The latest comes from reporter Kate Klonick at TPM Muckraker, outlining the scrutiny Martin is receiving for her mishandling of the Alex Latifi/Axion case in Huntsville.
The new OPR investigation stems from a case involving Axion Corp., which was acquitted in October 2007 of violating the Arms Export Control Act. In an interview with TPMmuckraker this morning, Henry Frohsin, an attorney for Axion Corp., confirmed that they had sent a letter of complaint against Martin to the OPR on May 9. News of the investigation was first reported by Scott Horton, at the American Lawyer, citing anonymous sources.
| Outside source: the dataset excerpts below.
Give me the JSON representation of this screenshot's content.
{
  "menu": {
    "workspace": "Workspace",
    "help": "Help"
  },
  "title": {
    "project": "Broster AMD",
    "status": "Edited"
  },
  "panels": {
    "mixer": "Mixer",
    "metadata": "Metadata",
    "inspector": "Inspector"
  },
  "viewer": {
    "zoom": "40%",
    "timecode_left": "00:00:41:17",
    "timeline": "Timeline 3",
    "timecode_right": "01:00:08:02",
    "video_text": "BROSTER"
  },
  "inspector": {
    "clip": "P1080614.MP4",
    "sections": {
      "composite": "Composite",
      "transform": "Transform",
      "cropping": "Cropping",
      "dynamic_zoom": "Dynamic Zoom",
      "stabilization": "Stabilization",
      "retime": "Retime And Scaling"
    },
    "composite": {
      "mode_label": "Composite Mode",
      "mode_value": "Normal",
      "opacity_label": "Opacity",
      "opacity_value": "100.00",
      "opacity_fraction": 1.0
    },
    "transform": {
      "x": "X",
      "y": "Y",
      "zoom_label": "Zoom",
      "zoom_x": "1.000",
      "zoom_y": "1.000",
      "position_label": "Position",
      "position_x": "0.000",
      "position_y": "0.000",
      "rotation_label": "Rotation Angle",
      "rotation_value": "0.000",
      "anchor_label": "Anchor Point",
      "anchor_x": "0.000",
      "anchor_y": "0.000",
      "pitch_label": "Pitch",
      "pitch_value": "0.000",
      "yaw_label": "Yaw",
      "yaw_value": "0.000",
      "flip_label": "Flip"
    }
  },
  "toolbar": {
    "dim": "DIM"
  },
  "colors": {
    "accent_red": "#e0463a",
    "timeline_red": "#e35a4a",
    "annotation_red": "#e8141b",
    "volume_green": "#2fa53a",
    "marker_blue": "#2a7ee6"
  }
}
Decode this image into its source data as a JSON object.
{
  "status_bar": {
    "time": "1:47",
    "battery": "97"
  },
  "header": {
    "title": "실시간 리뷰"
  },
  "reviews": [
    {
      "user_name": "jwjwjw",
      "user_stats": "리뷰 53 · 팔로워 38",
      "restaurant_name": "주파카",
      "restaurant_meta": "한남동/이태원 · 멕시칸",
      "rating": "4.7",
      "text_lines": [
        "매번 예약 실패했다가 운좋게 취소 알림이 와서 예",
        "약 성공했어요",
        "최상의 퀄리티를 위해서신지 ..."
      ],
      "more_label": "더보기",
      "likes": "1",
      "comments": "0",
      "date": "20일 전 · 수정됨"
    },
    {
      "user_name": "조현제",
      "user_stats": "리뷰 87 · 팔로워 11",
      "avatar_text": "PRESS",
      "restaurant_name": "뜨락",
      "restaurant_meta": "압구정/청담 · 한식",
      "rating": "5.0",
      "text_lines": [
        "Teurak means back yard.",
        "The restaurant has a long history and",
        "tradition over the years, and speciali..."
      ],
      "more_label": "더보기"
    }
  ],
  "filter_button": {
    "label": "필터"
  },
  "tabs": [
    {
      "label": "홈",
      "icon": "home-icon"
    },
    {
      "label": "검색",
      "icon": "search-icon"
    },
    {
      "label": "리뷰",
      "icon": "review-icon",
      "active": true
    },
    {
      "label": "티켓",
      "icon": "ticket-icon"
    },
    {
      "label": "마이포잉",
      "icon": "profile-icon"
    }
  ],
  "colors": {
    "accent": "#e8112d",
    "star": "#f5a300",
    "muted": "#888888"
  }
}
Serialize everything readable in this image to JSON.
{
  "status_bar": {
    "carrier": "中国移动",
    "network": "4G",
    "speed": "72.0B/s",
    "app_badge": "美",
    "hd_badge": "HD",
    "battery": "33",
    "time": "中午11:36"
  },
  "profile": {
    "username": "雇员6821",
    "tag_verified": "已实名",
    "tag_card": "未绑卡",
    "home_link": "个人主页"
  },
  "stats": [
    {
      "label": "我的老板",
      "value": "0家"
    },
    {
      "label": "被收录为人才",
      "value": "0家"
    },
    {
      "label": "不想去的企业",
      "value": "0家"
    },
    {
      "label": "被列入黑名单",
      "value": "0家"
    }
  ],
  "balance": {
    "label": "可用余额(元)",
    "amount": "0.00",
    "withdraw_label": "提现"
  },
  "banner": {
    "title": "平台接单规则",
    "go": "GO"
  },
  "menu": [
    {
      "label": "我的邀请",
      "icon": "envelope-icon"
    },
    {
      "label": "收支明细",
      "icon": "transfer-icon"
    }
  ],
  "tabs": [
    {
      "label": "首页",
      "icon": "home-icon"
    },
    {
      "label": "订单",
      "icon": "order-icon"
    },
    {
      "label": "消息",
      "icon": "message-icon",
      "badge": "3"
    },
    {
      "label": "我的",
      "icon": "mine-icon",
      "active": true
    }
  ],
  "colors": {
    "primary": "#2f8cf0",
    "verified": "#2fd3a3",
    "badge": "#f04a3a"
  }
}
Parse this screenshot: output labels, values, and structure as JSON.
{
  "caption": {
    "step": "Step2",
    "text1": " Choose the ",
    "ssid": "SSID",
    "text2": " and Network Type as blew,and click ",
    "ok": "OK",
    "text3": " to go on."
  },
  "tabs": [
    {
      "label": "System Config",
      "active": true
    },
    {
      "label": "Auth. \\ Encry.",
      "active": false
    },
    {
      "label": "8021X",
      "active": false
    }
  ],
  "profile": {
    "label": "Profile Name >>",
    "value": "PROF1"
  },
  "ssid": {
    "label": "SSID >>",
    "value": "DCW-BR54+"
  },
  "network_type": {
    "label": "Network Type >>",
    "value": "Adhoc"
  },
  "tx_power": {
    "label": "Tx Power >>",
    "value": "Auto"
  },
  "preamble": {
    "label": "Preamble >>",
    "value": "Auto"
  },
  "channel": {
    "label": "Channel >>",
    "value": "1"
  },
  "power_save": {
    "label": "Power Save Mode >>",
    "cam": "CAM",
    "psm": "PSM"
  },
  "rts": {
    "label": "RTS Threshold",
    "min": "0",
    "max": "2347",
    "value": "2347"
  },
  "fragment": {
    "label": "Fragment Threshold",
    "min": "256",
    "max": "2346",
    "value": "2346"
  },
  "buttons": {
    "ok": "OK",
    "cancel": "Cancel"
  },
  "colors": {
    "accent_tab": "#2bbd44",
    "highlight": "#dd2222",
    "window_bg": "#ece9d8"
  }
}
"We consider this a serious case of prosecutorial misconduct that impacted the rights of the defendant," Frohsin, of the Birmingham office of Baker, Donelson, Bearman, Caldwell and Berkowitz, told us, "and we intend to rigorously pursue this matter with authorities at the Department of Justice."
Frohsin also stated that a DOJ attorney had been assigned to look into their complaint.
What's the latest on Latifi's fight for justice? Klonick provides some answers:
Latifi, an engineer trained at the University of Alabama in Huntsville, will be able to collect about $500,000 in expenses, said his Birmingham attorney, Henry Frohsin. Latifi contends that he was selected for prosecution under arms-export laws because of his ethnic background.
And apparently the DOJ immediately started covering its tracks:
Johnson's ruling also said the government has withdrawn its request for a certification from the court endorsing the asset seizure as having had a reasonable cause. That eliminates any chances for Axion's lawyers to demand a hearing to examine the Justice Department's memos, legal papers and investigative methods, said Frohsin, a lawyer with the Birmingham office of Baker, Donelson, Bearman, Caldwell & Berkowitz.